= Sire de Bourbon =

Title of the rulers of the Bourbonnais from 913 to 1327 in France

The Sire de Bourbon or Seigneur de Bourbon, meaning Lord of Bourbon, was the title by which the rulers of the Bourbonnais were known, from 913 to 1327, and from which the cognomen of the royal House of the same name derives. Louis I, count of Clermont, the ultimate holder, was created the first "Duke of Bourbon" and made "count of La Marche" by his cousin, King Charles IV of France, in exchange for Clermont-en-Beauvaisis, thus absorbing the title.

This title dates to at least the early 10th century and Aymar[fr] de Bourbon. Aymar lived under the reign of the Carolingian overlord Charles III of France who gave to him, in the year 913, several strongholds on the river Allier, such as the castle in the medieval town of Bourbon-l'Archambault. Of Aymar's ten successors all but three took the name "Archambault". His line ended in 1200 with the death of Archambaud VII, whose granddaughter, Mathilde of Bourbon, then became the first dame de Bourbon (dame being the feminine form of seigneur/sire), as she was Archambaud's eldest living relative (the title being heritable by female family members). Mathilde's husband, Guy II of Dampierre, added Montluçon to the possessions of the Lords of Bourbon, which had expanded to the river Cher during the 11th and 12th centuries. Their son, Archambaud VIII "the Great", seigneur de Bourbon from the year 1216 to the year 1242, rose to connétable de ("the constable of ...") France, the commander-in-chief of the French military.

Following the death of Archambaud IX in 1249 on crusade, the title then passed through his daughters; first, Matilda II (also known as "Mahaut"), Countess of Nevers, Auxerre and Tonnerre, and second, Agnes of Bourbon, whose husband, John of Burgundy, was the second son of the Duke of Burgundy, Hugh IV, and therefore a male-line descendant of Hugh Capet. John, himself seigneur de Charolais became lord of Bourbon as well upon the death of Matilda in 1262. He died five years later at the age of thirty-six and Agnes remained a widow. John's daughter by Agnes, Beatrice, after the death of her mother in 1287, became his heir both in Charolais and Bourbonnais.
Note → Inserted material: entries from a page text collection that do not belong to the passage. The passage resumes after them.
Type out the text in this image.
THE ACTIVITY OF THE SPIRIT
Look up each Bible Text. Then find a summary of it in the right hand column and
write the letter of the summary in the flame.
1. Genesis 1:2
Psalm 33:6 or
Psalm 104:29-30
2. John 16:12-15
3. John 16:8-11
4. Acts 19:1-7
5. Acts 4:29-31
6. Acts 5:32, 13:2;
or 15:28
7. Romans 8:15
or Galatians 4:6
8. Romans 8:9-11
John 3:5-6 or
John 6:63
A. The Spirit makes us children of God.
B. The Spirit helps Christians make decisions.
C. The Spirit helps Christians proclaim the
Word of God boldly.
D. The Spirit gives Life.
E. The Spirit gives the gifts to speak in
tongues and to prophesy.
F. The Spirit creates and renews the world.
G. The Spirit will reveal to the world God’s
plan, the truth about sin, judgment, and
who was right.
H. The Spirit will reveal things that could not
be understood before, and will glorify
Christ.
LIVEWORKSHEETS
Beatrice's spouse, Robert of France, was the sixth son of saint Louis IX, King of France, and the founder of the House of Bourbon which was to reach the throne of France in the person of its 10th-degree descendant, King Henry IV of France. The son of Robert and Beatrice, Louis, became the first Duke of Bourbon, superseding the previous rank of seigneur.